The truth hits me, sudden and clear. “It's wood and stone.

It's not worth losing you. I'll sell it.

I'll follow you to Hollywood. I'll learn to drink those kale smoothies.

Whatever it takes, Mags. Because losing you .

.. that's the only failure I can't face.”

Tears spill over, tracking paths down her cheeks, but she's smiling now, a watery, brilliant expression that lights up her entire face. “You'd do that?”

“In a heartbeat.”

“You don't have to sell the lodge, Finn.” She reaches up, her hand covering mine on her cheek.

“May explained things. About partnership. About pride. About Hollywood solutions versus Alaskan problems.” Her thumb brushes my cheekbone.

“I don't want you to give up your home for me.

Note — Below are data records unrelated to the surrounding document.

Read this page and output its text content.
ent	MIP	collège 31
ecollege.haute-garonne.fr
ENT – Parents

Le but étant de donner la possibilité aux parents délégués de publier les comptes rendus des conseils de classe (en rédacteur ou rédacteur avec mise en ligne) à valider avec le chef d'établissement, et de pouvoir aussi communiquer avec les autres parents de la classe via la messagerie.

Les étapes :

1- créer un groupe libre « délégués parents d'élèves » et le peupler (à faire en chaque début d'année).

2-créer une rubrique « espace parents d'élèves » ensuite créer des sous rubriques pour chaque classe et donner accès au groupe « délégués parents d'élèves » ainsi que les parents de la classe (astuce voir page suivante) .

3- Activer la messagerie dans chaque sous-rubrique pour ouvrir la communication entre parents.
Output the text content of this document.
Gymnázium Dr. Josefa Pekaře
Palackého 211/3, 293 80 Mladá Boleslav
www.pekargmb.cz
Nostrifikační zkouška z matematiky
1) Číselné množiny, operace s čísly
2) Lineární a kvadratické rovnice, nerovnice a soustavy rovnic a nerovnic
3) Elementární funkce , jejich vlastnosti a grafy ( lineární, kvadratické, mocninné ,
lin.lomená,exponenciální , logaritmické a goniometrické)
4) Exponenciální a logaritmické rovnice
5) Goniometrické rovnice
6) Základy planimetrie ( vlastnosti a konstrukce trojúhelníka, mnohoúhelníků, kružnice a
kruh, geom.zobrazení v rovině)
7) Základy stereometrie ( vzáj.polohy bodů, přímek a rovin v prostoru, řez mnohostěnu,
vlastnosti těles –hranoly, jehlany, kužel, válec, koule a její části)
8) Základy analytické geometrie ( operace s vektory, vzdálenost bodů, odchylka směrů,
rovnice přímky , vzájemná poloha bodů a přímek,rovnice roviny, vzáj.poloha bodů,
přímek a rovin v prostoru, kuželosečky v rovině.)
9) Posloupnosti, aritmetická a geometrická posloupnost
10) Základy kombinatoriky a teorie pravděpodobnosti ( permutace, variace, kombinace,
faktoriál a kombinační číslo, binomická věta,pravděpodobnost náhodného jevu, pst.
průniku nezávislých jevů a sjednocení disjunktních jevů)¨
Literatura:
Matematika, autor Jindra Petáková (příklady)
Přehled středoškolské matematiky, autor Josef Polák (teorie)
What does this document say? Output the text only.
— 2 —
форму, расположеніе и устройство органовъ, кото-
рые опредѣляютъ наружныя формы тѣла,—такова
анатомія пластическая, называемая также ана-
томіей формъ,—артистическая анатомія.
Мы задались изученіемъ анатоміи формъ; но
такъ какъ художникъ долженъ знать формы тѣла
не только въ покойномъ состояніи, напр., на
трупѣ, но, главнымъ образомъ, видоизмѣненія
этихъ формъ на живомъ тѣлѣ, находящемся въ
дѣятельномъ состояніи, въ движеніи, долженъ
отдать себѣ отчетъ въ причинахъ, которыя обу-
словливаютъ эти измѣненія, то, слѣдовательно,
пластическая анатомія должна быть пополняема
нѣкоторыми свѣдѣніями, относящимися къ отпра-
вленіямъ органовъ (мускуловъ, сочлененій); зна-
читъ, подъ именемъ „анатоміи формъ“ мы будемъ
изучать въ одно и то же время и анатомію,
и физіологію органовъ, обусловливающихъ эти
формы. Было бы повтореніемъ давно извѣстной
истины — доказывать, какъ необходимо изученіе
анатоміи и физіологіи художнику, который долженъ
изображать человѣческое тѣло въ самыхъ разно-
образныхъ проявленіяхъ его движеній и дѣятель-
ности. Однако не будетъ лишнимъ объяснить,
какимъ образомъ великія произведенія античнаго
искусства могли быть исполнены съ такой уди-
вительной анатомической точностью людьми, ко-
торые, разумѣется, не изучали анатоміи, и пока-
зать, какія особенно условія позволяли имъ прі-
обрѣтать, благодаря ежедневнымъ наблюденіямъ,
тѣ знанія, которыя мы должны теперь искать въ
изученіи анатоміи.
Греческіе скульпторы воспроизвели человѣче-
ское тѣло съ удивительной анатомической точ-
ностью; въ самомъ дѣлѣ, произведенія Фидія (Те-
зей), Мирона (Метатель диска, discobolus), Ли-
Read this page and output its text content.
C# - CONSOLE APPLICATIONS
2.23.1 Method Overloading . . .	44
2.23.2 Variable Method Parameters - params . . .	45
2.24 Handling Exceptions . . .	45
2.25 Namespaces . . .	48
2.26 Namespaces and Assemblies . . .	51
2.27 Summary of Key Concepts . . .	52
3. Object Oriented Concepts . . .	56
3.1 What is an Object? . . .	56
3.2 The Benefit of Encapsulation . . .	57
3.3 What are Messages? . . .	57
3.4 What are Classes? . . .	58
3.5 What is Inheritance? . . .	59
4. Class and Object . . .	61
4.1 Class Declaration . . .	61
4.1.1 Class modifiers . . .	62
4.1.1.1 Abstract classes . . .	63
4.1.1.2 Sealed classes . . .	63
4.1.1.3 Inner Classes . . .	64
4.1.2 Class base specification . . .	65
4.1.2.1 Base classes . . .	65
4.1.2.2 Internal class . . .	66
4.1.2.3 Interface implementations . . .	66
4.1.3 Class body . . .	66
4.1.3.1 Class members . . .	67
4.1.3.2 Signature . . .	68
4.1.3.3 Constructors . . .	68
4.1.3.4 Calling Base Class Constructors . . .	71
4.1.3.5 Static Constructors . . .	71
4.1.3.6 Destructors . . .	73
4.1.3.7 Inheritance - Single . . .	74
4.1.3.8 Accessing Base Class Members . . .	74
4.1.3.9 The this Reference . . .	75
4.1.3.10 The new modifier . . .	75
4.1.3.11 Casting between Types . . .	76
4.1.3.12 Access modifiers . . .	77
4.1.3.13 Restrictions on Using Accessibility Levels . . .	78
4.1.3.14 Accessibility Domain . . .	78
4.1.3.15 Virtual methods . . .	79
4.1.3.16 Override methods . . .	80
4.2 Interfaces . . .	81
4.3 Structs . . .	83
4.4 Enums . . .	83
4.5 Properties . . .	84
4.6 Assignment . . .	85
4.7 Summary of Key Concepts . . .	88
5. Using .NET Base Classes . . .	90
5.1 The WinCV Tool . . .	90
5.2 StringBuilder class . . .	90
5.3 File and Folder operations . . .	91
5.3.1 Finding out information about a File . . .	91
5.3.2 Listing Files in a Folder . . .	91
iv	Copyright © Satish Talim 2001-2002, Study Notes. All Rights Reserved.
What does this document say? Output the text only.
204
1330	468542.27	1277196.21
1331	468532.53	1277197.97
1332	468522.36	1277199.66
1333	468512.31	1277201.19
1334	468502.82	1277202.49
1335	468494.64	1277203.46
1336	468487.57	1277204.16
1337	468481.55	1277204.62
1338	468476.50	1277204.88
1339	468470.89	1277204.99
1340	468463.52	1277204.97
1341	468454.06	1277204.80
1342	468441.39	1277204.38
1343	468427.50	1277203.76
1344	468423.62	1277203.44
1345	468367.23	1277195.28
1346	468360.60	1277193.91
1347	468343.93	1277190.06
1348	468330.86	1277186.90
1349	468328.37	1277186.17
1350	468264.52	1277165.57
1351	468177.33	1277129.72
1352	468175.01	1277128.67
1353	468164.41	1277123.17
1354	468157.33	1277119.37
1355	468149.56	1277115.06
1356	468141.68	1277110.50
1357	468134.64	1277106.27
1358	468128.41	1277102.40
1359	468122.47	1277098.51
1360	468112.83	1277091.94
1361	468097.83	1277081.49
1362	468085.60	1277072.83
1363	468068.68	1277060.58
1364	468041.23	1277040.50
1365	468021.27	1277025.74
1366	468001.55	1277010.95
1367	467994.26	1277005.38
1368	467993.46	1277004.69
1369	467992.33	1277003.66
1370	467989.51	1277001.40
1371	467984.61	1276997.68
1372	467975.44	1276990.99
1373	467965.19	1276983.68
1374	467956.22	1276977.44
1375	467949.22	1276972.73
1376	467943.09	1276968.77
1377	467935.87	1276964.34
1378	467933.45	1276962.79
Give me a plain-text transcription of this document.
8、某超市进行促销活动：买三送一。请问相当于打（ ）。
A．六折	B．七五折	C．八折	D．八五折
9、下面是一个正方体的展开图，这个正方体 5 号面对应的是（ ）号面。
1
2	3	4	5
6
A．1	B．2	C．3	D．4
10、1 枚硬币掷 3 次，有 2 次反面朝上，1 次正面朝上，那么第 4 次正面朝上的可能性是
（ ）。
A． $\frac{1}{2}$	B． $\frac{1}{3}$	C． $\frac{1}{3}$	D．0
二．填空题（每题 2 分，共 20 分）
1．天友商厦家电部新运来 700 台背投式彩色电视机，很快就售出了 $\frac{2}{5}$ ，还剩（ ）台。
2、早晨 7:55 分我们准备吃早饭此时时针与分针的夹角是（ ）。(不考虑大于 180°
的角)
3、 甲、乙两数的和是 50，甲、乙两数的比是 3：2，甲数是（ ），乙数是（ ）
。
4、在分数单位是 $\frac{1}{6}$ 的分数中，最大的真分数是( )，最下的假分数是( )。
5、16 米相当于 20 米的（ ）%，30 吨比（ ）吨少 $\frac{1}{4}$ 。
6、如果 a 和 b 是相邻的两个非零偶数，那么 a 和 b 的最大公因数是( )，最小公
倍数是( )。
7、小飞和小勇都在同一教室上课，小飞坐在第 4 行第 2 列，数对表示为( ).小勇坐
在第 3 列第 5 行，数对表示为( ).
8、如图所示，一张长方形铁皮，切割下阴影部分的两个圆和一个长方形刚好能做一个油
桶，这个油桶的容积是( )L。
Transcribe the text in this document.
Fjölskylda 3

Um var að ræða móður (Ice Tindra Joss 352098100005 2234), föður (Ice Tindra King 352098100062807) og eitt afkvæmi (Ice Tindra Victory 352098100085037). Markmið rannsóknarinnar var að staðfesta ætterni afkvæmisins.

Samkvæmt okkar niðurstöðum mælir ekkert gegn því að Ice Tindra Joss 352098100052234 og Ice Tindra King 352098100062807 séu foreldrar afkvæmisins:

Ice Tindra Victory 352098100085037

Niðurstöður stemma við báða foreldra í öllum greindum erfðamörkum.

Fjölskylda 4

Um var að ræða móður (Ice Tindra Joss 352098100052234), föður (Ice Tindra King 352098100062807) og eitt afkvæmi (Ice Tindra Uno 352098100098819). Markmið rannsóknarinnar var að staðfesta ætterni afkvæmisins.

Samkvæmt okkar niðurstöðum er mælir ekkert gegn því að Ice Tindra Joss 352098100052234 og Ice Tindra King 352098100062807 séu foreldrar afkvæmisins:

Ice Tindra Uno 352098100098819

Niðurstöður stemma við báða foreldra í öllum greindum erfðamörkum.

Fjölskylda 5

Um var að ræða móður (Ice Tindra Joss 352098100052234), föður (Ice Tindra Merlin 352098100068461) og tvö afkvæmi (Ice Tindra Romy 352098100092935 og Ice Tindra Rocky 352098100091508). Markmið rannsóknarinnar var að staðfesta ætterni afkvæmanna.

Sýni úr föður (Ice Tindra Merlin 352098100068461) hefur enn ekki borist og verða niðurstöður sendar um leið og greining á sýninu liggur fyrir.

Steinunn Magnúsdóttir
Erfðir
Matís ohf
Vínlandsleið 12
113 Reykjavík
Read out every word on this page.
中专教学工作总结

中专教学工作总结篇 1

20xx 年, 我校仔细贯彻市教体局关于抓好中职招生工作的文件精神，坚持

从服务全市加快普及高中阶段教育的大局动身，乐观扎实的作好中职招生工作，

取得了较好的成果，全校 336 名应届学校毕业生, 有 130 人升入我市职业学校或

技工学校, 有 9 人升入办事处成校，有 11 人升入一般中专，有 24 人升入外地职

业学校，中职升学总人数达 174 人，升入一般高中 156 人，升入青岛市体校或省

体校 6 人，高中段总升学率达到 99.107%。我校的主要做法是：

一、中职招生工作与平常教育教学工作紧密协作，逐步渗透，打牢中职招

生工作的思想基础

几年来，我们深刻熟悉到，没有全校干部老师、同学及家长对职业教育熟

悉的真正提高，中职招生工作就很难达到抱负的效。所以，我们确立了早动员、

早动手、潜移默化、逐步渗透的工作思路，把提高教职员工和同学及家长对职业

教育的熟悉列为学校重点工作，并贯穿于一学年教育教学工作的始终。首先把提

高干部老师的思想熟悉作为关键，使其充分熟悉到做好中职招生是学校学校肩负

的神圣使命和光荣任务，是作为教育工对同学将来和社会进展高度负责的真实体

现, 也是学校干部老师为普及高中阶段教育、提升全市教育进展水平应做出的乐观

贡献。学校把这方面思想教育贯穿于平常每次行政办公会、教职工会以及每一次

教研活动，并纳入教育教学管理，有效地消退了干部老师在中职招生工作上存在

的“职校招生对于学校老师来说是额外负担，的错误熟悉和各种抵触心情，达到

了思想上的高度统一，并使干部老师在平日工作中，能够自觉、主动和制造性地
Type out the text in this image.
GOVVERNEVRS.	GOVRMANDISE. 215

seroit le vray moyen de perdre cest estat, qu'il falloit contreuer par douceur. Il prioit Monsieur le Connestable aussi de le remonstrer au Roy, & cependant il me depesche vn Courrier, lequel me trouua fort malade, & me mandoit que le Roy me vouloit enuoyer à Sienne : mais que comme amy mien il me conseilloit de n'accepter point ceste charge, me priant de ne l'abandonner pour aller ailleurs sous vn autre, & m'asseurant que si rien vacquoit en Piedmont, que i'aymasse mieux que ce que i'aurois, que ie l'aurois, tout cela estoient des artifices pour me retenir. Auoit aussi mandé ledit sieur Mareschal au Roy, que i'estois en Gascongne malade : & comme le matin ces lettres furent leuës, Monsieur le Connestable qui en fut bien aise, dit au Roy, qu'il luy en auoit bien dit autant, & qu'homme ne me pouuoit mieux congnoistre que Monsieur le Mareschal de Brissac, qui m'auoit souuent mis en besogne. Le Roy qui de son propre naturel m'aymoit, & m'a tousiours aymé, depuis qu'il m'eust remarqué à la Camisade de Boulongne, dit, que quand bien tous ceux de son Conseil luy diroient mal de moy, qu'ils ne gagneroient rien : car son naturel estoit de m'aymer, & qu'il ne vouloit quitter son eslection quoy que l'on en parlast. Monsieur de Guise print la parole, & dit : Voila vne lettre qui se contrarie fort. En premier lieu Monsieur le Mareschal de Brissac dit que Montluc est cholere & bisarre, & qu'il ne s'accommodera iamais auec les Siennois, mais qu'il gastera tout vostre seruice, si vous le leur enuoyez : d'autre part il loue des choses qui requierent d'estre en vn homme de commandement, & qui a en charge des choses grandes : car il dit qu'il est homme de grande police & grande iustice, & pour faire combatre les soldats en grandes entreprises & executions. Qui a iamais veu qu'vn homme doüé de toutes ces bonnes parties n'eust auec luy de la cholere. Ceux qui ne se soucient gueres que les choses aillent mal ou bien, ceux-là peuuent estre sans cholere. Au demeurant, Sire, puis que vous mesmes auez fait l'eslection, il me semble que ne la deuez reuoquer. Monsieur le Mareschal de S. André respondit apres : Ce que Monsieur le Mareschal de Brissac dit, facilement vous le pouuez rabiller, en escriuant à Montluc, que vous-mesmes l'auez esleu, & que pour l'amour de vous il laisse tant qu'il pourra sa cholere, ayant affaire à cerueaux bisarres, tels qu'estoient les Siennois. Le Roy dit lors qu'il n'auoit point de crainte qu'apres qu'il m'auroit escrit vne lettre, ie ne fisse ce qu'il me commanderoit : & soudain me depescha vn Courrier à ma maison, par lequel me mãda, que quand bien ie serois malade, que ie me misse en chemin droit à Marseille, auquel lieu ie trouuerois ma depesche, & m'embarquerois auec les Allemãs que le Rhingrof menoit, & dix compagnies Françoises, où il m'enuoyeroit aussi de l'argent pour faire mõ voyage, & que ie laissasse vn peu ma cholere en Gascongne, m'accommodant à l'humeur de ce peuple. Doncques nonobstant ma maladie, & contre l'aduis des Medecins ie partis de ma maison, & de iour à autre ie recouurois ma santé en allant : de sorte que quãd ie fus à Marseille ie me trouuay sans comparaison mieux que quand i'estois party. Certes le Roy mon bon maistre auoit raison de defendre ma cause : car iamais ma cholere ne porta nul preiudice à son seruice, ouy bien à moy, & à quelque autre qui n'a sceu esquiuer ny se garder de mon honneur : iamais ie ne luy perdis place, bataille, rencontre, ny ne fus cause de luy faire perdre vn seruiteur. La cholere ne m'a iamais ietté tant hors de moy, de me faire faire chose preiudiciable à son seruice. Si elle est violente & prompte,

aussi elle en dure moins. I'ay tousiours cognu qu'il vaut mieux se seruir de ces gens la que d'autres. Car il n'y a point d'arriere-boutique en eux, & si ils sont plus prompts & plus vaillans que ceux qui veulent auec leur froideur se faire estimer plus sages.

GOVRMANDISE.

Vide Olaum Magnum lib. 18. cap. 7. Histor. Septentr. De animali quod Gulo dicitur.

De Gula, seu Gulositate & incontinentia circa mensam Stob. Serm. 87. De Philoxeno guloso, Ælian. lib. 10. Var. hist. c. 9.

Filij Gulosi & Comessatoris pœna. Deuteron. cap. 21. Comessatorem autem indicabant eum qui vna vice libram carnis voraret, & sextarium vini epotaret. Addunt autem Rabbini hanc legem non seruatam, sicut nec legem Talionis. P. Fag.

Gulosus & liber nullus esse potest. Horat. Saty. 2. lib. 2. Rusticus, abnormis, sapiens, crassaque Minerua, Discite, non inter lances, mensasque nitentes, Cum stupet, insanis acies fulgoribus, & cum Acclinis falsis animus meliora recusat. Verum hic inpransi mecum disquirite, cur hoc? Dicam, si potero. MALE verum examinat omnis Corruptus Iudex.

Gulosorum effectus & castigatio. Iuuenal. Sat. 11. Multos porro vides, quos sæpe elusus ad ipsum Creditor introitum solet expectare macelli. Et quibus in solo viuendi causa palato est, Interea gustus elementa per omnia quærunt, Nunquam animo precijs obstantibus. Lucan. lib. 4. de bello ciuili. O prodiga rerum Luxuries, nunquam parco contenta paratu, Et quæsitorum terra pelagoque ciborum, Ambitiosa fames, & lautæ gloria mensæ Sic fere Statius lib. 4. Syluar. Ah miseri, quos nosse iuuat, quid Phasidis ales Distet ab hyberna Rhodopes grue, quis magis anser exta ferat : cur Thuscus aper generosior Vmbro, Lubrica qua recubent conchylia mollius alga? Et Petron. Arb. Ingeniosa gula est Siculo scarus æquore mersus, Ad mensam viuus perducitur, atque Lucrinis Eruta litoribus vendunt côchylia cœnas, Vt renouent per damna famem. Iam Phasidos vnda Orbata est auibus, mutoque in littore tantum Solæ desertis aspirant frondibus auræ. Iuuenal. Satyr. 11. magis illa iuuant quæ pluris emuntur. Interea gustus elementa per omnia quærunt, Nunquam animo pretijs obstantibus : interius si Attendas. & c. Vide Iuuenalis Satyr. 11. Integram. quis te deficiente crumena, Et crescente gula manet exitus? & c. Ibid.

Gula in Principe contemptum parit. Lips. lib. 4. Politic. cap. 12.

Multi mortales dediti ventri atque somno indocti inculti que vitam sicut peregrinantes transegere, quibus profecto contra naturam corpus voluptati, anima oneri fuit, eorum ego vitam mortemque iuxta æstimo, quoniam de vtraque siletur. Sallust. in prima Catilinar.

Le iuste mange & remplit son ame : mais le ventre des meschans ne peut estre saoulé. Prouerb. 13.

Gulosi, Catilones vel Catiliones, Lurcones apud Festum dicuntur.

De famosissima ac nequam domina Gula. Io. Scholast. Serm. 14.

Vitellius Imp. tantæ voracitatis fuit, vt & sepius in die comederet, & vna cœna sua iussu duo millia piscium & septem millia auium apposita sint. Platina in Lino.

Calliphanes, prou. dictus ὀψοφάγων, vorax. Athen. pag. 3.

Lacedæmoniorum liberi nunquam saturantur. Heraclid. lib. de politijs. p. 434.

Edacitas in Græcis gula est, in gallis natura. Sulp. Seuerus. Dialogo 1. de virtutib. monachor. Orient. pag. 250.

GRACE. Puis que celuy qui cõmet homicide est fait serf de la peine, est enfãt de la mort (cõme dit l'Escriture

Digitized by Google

I want to be part of your home. If ... if you'll still have me.”

“Still have you?” I laugh, the sound rough with emotion. “Mags, I love you. All of you. Lena, Mags, the woman who knows plants and faces down bears and somehow worries about moisturizer. I love every complicated, surprising, terrifying part of you.”

“Oh, Finn,” she breathes, her eyes shining. “I love you too.”

And then I'm kissing her, right there on the dock in the bright morning sun, pouring every ounce of regret and hope and love into it.

She meets me with equal fervor, her arms tightening around my neck, her body pressing against mine.

It's not like the desperate, exploratory kisses in the cave.

This is a kiss of arrival, of recognition, of choosing each other despite the odds, despite the different worlds.

It seals a promise, feels like a new beginning.

We break apart, breathless, foreheads resting together.

The world comes back into focus—the lapping water, the cry of a gull, the faint sound of Nash clearing his throat from somewhere behind us.

Hank leans out his window, gives a thumbs-up, then starts unloading Lena's mountain of luggage onto the dock before preparing for takeoff again.

Nash walks over, grinning. “Guess Hank figured he wasn't needed for the return flight after all.” He nods toward the pile of expensive-looking suitcases now sitting on the dock. “You planning on setting up shop here permanently, Hollywood?”

I look down at Mags, seeing her, maybe for the first time, without fear clouding my vision. Her expression is wide, full of a future I thought was lost.

“So,” I say, my smile spreading across my face, the ache in my ribs momentarily forgotten. “Does this mean you're staying? ”

She laughs, the sound of pure joy echoing over the water as Hank's plane engine roars back to life. “Try and make me leave.”

I pull her close again, my heart full. “Right, then,” I say against her hair, watching Hank's plane taxi away empty. “Let's get your things and go home.”